Camacho se declaraba sin ambages partidario de una ruptura política para pasar del totalitarismo a la democracia. "Pero pacífica, como en un país civilizado". Y ahí le hice una pregunta clave que, por su respuesta, explica su posterior sintonía con el rey y La Zarzuela.

"Personalmente prefiero la República porque garantiza mejor las libertades democráticas. Pero hay excepciones. Hay repúblicas como la de Salazar y monarquías como la sueca. Aquí debiera pronunciarse el pueblo español libremente sobre ésto. Yo respetaría la voluntad de la mayoría. Para ser operativo ha de manifestarse organizado, unido y con conciencia de su misión histórica".

Al final, hice un balance de percepciones sobre el entrevistado y llegué a varias conclusiones: me pareció un hombre cabal, idealista hasta el extremo, sin rencor hacia sus carceleros, con esperanza fundada, positivo por proactivo, de buena sombra, siempre convencido de lo que decía y hacía en defensa de unas causas que consideraba justas, y que entregaba con generosidad una energía que nunca utilizaba para sí mismo sino para la defensa de los derechos de los otros. Parece que libertad, justicia social y paz resumen toda su acción.

Pronto te dabas cuenta de que Marcelino era un hombre bueno, vital, lleno de cordialidad, con una mirada sana, sin atisbo de maldad, que luchaba por unos ideales y que, sin él quererlo, se convirtió en una referencia de la izquierda por su espíritu combativo en defensa de los derechos de los trabajadores y en la lucha por sus derechos sociales.

Humano y honesto hasta la médula, ya en esa fecha era una referencia ética para la izquierda sociológica por una integridad personal enorme; Marcelino, hombre coherente y de compromiso, reunía a simple vista todas las virtudes cívicas al ser capaz de entender las ideas de los demás como hombre de bien, sin dejar de mantener fervor por sus ideales comunistas;   era ya en esa fecha reconocido como de lo mejor de la clase obrera y de la lucha por la igualdad en el estado del bienestar. No lo percibí en ningún momento como un forofo del llamado 'paraiso socialista'.

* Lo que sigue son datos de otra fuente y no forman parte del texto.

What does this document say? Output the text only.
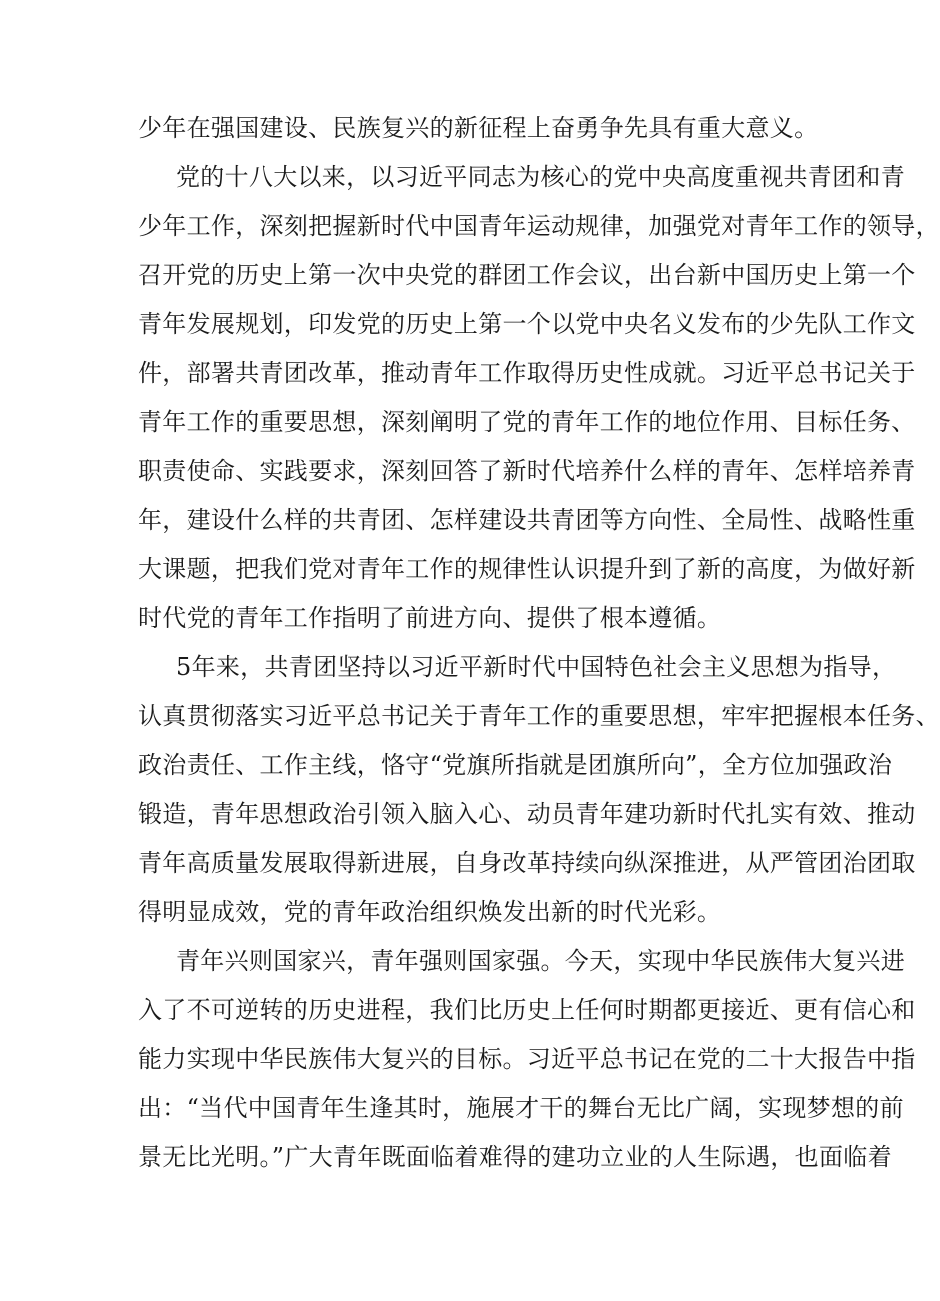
少年在强国建设、民族复兴的新征程上奋勇争先具有重大意义。
党的十八大以来，以习近平同志为核心的党中央高度重视共青团和青
少年工作，深刻把握新时代中国青年运动规律，加强党对青年工作的领导，
召开党的历史上第一次中央党的群团工作会议，出台新中国历史上第一个
青年发展规划，印发党的历史上第一个以党中央名义发布的少先队工作文
件，部署共青团改革，推动青年工作取得历史性成就。习近平总书记关于
青年工作的重要思想，深刻阐明了党的青年工作的地位作用、目标任务、
职责使命、实践要求，深刻回答了新时代培养什么样的青年、怎样培养青
年，建设什么样的共青团、怎样建设共青团等方向性、全局性、战略性重
大课题，把我们党对青年工作的规律性认识提升到了新的高度，为做好新
时代党的青年工作指明了前进方向、提供了根本遵循。
5年来，共青团坚持以习近平新时代中国特色社会主义思想为指导，
认真贯彻落实习近平总书记关于青年工作的重要思想，牢牢把握根本任务、
政治责任、工作主线，恪守“党旗所指就是团旗所向”，全方位加强政治
锻造，青年思想政治引领入脑入心、动员青年建功新时代扎实有效、推动
青年高质量发展取得新进展，自身改革持续向纵深推进，从严管团治团取
得明显成效，党的青年政治组织焕发出新的时代光彩。
青年兴则国家兴，青年强则国家强。今天，实现中华民族伟大复兴进
入了不可逆转的历史进程，我们比历史上任何时期都更接近、更有信心和
能力实现中华民族伟大复兴的目标。习近平总书记在党的二十大报告中指
出：“当代中国青年生逢其时，施展才干的舞台无比广阔，实现梦想的前
景无比光明。”广大青年既面临着难得的建功立业的人生际遇，也面临着
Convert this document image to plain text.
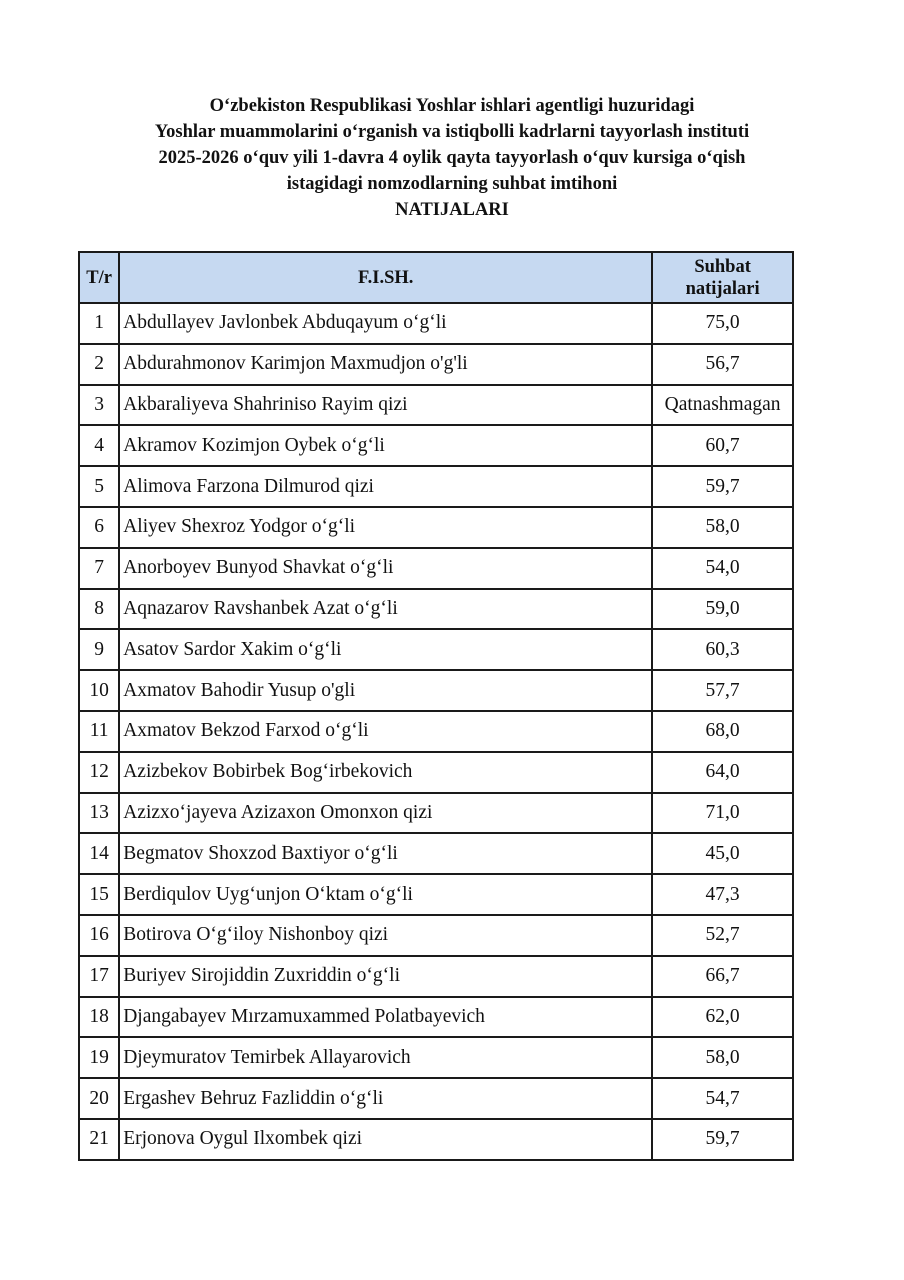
O‘zbekiston Respublikasi Yoshlar ishlari agentligi huzuridagi
Yoshlar muammolarini o‘rganish va istiqbolli kadrlarni tayyorlash instituti
2025-2026 o‘quv yili 1-davra 4 oylik qayta tayyorlash o‘quv kursiga o‘qish
istagidagi nomzodlarning suhbat imtihoni
NATIJALARI
T/r	F.I.SH.	Suhbat
natijalari
1	Abdullayev Javlonbek Abduqayum o‘g‘li	75,0
2	Abdurahmonov Karimjon Maxmudjon o'g'li	56,7
3	Akbaraliyeva Shahriniso Rayim qizi	Qatnashmagan
4	Akramov Kozimjon Oybek o‘g‘li	60,7
5	Alimova Farzona Dilmurod qizi	59,7
6	Aliyev Shexroz Yodgor o‘g‘li	58,0
7	Anorboyev Bunyod Shavkat o‘g‘li	54,0
8	Aqnazarov Ravshanbek Azat o‘g‘li	59,0
9	Asatov Sardor Xakim o‘g‘li	60,3
10	Axmatov Bahodir Yusup o'gli	57,7
11	Axmatov Bekzod Farxod o‘g‘li	68,0
12	Azizbekov Bobirbek Bog‘irbekovich	64,0
13	Azizxo‘jayeva Azizaxon Omonxon qizi	71,0
14	Begmatov Shoxzod Baxtiyor o‘g‘li	45,0
15	Berdiqulov Uyg‘unjon O‘ktam o‘g‘li	47,3
16	Botirova O‘g‘iloy Nishonboy qizi	52,7
17	Buriyev Sirojiddin Zuxriddin o‘g‘li	66,7
18	Djangabayev Mırzamuxammed Polatbayevich	62,0
19	Djeymuratov Temirbek Allayarovich	58,0
20	Ergashev Behruz Fazliddin o‘g‘li	54,7
21	Erjonova Oygul Ilxombek qizi	59,7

Sentí al despedirme, al filo del mediodía, que, tanto él como Josefina, eran buena gente, afable y sencilla, y Marcelino un castellano de ley. Pese a tener una de las casas más modestas entre las que he ido para hacer entrevistas en los últimos 40 años, sabían recibir a quien les visitaba. Su hogar era alegre y tenía alma. Con eso me quedé porque nunca más volví a verlos de cerca para poder hablar con ellos y comprobar que no habían cambiado. Pero sí leí su libro-testamento 'Confieso que he luchado'.